Le phénomène de production extralégislative se manifeste d'autant plus dans des domaines qui sont
(précisément) caractéristiques de la société industrielle, c’est-à-dire le droit de l’entreprise et le droit
du travail et syndical. D’ailleurs, rien de nouveau sous le soleil: il y a un demi siècle, on aurait parlé
de la révolte des faits contre les lois, de l’émergence d’un « droit social » contre le droit de l’Etat.
Inutile de rappeler le regain d'intérêt pour l'activité créatrice du juge qui est apparu ces dernières
années, non seulement dans la politique du droit mais aussi au sein des réflexions sur le droit établi.
Cet intérêt s'est manifesté par la reconnaissance de la distinction entre ce que le juge dit ou croit
faire et ce qu’il fait effectivement, ainsi que par l’affirmation d’un investissement nécessaire et
croissant du juge dans l’adaptation du droit au changement social. De surcroit, l’attention a porté
sur la fonction non seulement reconstructive mais aussi normative du travail des juristes qui, selon
l’image perpétuée par l’école du positivisme juridique, n’auraient jamais du lever les yeux au-delà
de l’horizon du jus conditum. Pour autant, dans certains domaines, objets - comme le droit syndical
- d’une vacance prolongée du législateur, les juristes non seulement ont osé regarder en face le jus
conditum, mais ils ont également été les conditores du nouveau jus.

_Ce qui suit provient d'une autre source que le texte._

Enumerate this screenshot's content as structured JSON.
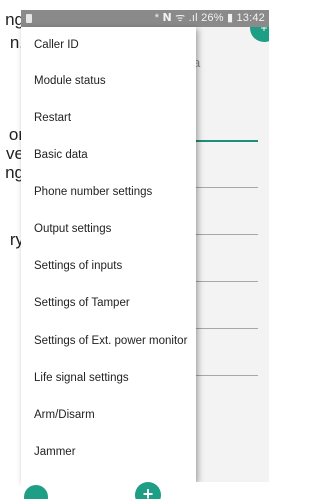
{
  "background_text": {
    "fragments": [
      "ng",
      "n.",
      "or",
      "ve",
      "ng",
      "ry"
    ]
  },
  "status_bar": {
    "text": "* 𝗡 ᯤ .ıl 26% ▮ 13:42"
  },
  "background_app": {
    "letter": "a",
    "fab_top_symbol": "+",
    "fab_bottom_symbol": "+"
  },
  "menu": {
    "items": [
      "Caller ID",
      "Module status",
      "Restart",
      "Basic data",
      "Phone number settings",
      "Output settings",
      "Settings of inputs",
      "Settings of Tamper",
      "Settings of Ext. power monitor",
      "Life signal settings",
      "Arm/Disarm",
      "Jammer"
    ]
  },
  "colors": {
    "accent": "#1f9e86",
    "status_bar": "#8a8a8a"
  }
}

De même, le contrat, au sein de
la hiérarchie des sources du droit, occupe la dernière position dans l'ordre étatique dans la mesure
où il règlemente l’action d’un nombre extrêmement restreint de sujets dans le cadre d'intérêts
particuliers. En revanche, lorsque cette même forme de production normative fondée sur l'accord se
développe, non entre des individus, mais entre de grandes et puissantes associations comme les
syndicats, et que le domaine régulé concerne des intérêts fondamentaux et vitaux tels que les
modes, les temps et les conditions de travail, les choses changent. Dans une société industrielle de
type conflictuel, le contrat collectif devient, pour un nombre considérable de personnes, une source
de règles dont l'importance est beaucoup plus vitale que ne le sont la majeure partie des lois et
petites lois qui émanent des organes législatifs. Enfin, il ne faut pas oublier la coutume, même si ce
que l’on observe aujourd’hui avec une attention toujours grandissante n’est pas tant la coutume dont
parlent les manuels, mais toute forme de production spontanée de règles (c’est-à-dire non posée
autoritairement) que l’usage et le consentement – du moins tacite – des usagers rendent plus
efficaces que ne le sont les lois formelles mortes-nées, ou nées puis mortes, ou mortes de
consomption ou de sénescence, ou bien tombées dans une léthargie annonciatrice de mort. Le juriste
est de plus en plus sensible au phénomène de la « pratique » partout où elle se manifeste - aussi bien
dans le monde de l’entreprise, que dans la sphère syndicale, judiciaire ou administrative - c’est-àdire à tous ces comportements effectifs réitérés qui sont en marge, en adjonction ou en contraste
avec des normes formelles. Ces comportements constituent le tissu conjonctif d’une institution; ils
permettent à ceux qui participent ou jouissent de cette institution d'en prévoir le développement et
donc d’agir en connaissance de cause.
Concernant la seconde alternative également – société stable ou société en transformation – la
réponse ne fait guère de doute. Éventuellement, ce qui s’avère plus difficile à saisir est la tendance
des transformations du droit, c’est-à-dire déterminer les répercussions de la transformation sociale
sur la transformation juridique. Parmi ces tendances, je me limite à n’en indiquer que trois qui me
paraissent particulièrement révélatrices et et qui ont déjà été ces derniers temps l’objet de débats. La
première de ces tendances a été maintes fois soulignée par l’économiste F. A. Hayek lorsqu’il a eu
recours à la distinction entre normes de conduite et normes d’organisation pour caractériser le
passage de l’état libéral classique à à l’état d’assistance. Selon lui, ce passage, du point de vue
structurel, consiste en une augmentation progressive des normes d’organisation par rapport aux
normes de conduite 4. Cette thèse peut ne paraitre qu’une reformulation de la thèse bien connue de
la progressive publicisation du droit. Bien qu’Hayek tende lui-même à les confondre, ces thèses
sont, me semble-t-il, différentes et la première est plus juste. Le phénomène de publicisation du
droit fait référence à l’augmentation continue des fonctions de l’État par rapport à l'État agnostique
ou neutre du siècle dernier. Le phénomène d’augmentation des normes d’organisation renvoie à la
formation des grandes organisations à la fois dans le cadre de l‘État et de la société civile: il fait
donc référence aux grandes concentrations de pouvoir dans la société moderne, dont l'État – dans un
sens spécifique et restreint du terme – n’est qu’une manifestation parmi d‘autres. La différence
entre norme de conduite et norme d’organisation n’indique pas tant une différence entre deux types
d'États qu’une différence entre deux différentes fonctions du droit : d’un côté rendre possible la
4
Sur ce sujet je renvoie à l'article De l’utilisation des grandes dichotomies dans la théorie du droit, p....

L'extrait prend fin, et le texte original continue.